In the absence of gout, the usefulness of the uricosuric action of losartan and fenofibrate in the management of hypertension and dyslipidaemia, respectively, is still difficult to appreciate. Hyperuricaemia is a common finding in both diseases, and the uricosuric property of these drugs may be seen as beneficial as it would contribute to normalisation of the uricaemia in hypertensive and/or hyperlipidaemic subjects. Essential hypertension is associated with increased renal vascular resistance and tubular sodium reabsorption, which are known to decrease urine uric acid excretion22,23 and explain the high frequency of associated hyperuricaemia. Hypertension and hypertriglyceridaemia are, together with hyperuricaemia, obesity, glucose intolerance, and type 2 diabetes, frequently part of the insulin resistance syndrome. High serum levels of insulin in this syndrome increase sodium reabsorption and decrease uric acid renal excretion.24 Lowering of uricaemia in these patients would be indicated if hyperuricaemia is a risk factor for cardiovascular disease and/or hypertension. Many studies have aimed at determining if hyperuricaemia remains an independent risk factor for cardiovascular disease after controlling for other accepted risk factors. The results have been conflicting. Recent studies, such as the Framingham study,25 found that uric acid is not an independent risk factor, whereas others, such as the NHAMES study,26 reached the opposite conclusion. Faced with this difficulty, most doctors are of the opinion that asymptomatic hyperuricaemia does not deserve any treatment.27 However, this view has been recently challenged by the observation that experimental chronic hyperuricaemia in rats was followed by the development of hypertension, which could be prevented or treated by lowering uricaemia with either allopurinol or benziodarone.28

“Chronic hyperuricaemia was followed by hypertension preventable by lowering uricaemia”

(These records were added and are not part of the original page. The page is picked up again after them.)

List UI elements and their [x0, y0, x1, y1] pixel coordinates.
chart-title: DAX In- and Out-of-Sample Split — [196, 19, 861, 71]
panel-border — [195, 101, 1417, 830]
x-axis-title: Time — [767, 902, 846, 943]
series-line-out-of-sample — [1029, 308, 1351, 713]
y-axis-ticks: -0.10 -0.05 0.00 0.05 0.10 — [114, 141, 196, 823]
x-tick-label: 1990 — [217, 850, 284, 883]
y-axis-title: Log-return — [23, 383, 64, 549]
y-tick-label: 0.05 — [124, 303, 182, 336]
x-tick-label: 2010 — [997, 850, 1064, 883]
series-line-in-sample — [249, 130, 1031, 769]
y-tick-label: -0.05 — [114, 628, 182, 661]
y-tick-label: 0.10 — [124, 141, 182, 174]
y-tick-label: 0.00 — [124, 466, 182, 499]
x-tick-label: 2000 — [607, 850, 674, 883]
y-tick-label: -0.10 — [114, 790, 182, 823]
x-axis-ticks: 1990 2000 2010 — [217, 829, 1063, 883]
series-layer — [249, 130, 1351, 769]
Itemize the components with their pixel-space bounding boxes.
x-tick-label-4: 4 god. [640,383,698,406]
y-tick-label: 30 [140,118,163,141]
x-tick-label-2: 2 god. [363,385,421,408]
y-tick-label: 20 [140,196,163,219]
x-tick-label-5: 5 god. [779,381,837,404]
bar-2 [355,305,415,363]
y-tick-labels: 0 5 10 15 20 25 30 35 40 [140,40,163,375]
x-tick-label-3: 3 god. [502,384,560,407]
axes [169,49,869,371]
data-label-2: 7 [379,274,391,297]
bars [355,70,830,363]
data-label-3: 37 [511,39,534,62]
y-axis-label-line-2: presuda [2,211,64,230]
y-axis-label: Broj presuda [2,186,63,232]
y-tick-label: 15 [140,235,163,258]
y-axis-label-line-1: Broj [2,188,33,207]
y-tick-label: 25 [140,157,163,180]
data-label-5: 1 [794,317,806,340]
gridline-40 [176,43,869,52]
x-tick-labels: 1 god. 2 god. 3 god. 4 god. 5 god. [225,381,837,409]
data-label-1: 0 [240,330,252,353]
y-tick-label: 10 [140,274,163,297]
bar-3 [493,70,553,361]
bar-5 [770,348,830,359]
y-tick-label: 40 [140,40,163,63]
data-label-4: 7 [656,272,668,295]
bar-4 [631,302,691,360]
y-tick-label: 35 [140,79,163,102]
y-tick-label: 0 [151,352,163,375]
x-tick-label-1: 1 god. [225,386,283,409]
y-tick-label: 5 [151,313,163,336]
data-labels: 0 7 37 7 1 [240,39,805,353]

In this model, the increase in blood pressure was mediated by increased juxtaglomerular renin expression. Hyperuricaemia in rats was subsequently shown to cause glomerulosclerosis and renal arteriopathy, similar to the lesions seen in the kidneys of hypertensive patients.29 These animal data are not directly transposable to humans but suggest that studies should be performed to investigate the effect of uric acid lowering drugs on blood pressure and cardiovascular disease in man.


In conclusion, the uricosuric effect of losartan and fenofibrate may be viewed by rheumatologists as an interesting property, which favours the choice of these drugs to treat hypertension and hyperlipidaemia when associated with gout. The uricosuric effect of these drugs should be kept in mind so that steps can be taken to prevent potential uric acid lithiasis, although this side effect does not seem to have been observed thus far. Moreover, it should be emphasised that these drugs are, at present, to be considered as mere adjuvant treatments of hyperuricaemia, as they, especially losartan, have only a mild hypouricaemic effect and have not been registered for the treatment of gout. Whether their use might be interesting in the management of asymptomatic hyperuricaemia associated with dyslipidaemia and/or hypertension remains to be clarified by specific studies.

Should we take advantage of their uricosuric properties in clinical practice?